Ultimate sawhorses, made with scavenged 2x4's pulled out of dumpsters. Last fall, looking at all the wood we'd dumpster dived for, I figured the obvious thing was to find a plan for some sawhorses. I hit the jackpot with this page, which although it wildly underestimates the time needed to build the sawhorses, does give good instructions for the novice carpenter. I first made a pair of these for myself, and they are indeed rock solid. Then a family member wanted a pair, which I duly built. Now there's another person who could use a pair. If we can find enough halfway decent wood in dumpsters this year, I'll seriously consider making another pair. I also found some other nice but simple woodworking projects in the book, Dream Backyards, at my local library. There's a nice design for a planter box. It would be a great use of scavenged materials as a gift for someone who enjoys container gardening.
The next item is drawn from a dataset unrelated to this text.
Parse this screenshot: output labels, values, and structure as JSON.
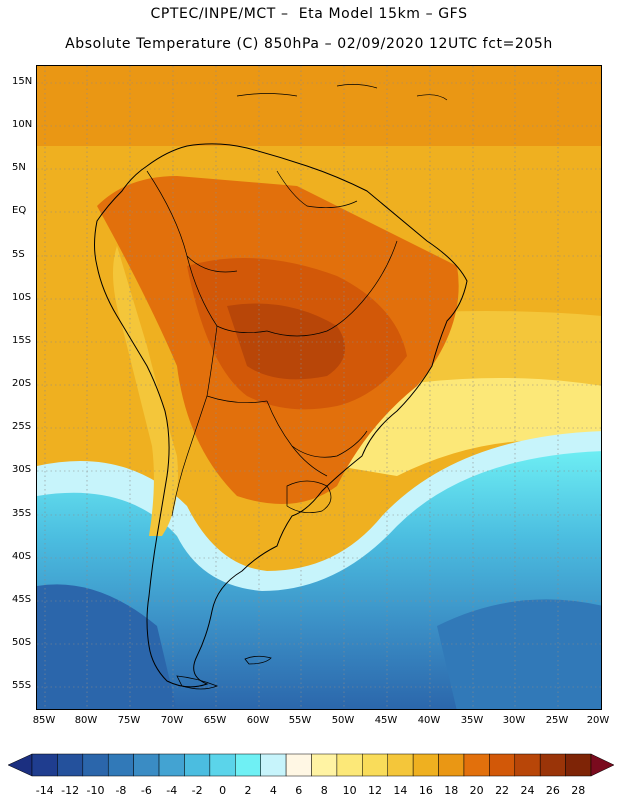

Baked goodies. I'm a pretty good baker and cook. Good enough that family members pay me for various breads and prepared foods for parties. So I know they want these items. Therefore it's a no-brainer for me to gift them a few loaves of bread, scones, holiday cookies, or whatever. Maybe not the most exciting gift they receive, but at least I know they want it and will use it. And it costs me very little in materials.
What about you? What creative strategies do you have for giving gifts that don't cost a fortune but are genuinely appreciated by the recipients?